Gehlen, like Dulles, has a rather professorial air. Of medium height, with a square, leathery face, blue eyes, a high forehead, outsize ears and a thin brown mustache, Gehlen's manner is a courteous blend of wit and erudition, but he has a steely core of devotion to duty and to Germany. The victories and defeats of the Gehlen organization are seldom publicized. He is known to have been instrumental in virtually destroying the 1948 Czech spy ring in West Germany and in duping the Soviets for two years with a highly placed double agent.
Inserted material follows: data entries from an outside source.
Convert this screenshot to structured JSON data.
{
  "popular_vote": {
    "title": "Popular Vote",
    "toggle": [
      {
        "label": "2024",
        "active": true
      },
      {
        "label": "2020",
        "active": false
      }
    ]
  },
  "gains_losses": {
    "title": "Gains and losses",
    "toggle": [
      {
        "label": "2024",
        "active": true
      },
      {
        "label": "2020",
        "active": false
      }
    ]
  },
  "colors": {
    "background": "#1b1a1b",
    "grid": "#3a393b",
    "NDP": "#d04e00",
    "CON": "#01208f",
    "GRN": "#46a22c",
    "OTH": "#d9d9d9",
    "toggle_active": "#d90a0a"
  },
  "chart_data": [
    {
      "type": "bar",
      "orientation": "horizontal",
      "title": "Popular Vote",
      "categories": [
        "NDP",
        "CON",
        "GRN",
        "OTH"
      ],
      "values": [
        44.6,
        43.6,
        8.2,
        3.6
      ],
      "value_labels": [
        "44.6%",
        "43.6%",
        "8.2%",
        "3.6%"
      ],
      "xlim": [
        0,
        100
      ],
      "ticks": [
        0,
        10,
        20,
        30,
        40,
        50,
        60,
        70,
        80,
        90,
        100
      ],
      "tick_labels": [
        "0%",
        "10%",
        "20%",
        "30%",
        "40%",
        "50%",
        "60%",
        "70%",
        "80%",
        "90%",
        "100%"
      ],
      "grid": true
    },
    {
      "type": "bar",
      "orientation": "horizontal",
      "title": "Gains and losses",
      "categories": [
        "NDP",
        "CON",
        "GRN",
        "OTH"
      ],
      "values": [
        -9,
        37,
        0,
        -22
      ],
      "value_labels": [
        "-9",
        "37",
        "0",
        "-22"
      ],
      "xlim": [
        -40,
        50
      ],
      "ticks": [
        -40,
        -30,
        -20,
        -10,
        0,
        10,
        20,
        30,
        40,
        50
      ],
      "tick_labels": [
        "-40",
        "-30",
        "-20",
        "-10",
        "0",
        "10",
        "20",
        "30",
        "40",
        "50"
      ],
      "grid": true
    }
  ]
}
It was Gehlen who managed the remarkable feat of planting an agent in the Cabinet of East Germany's Red boss, Walter Ulbricht, and when the Communists finally caught on, spiriting him to safety in the West.

Gehlen's group numbers some 5,000 fulltime members and another 5,000 occasional employees, all of whom refer to him as "der Doktor." The organization operates on two fronts: it collects and evaluates intelligence largely from behind the Iron Curtain and detects foreign agents operating in West Germany, who may then be either won over, fed false information or arrested. Since 1951, Communist agents to the number of 1,799 have been jailed in West Germany and another 16,500 detected but unpunished--mostly people who confessed voluntarily or proved that they had been intimidated or had done no damage.

Double Trouble. Gehlen agents come in four categories: 1) those who penetrate the various Red parties and administrations; 2) those who live near important target areas or in close contact with important Communist personages and can therefore make continuing reports; 3) itinerant travelers trained to keep their eyes peeled for specific subjects of interest; 4) double agents, i.e., spies who are ostensibly working for the Communists but actually work for the West. Gehlen does not engage in such activities as sowing unrest in East Germany or attempting to stir up riots or sabotage. He thinks it futile and dangerous to encourage insurrection if it is not to be supported by military help from the West. Germans are proud of Gehlen's professional competence. When he was leaving for the U.S. early last month, West German Defense Minister Franz-Josef Strauss was jokingly asked if he planned to buy a U-2 spy plane in Washington. Cracked Strauss: "What would we do with it? Our man Gehlen does things better--and he has never been caught."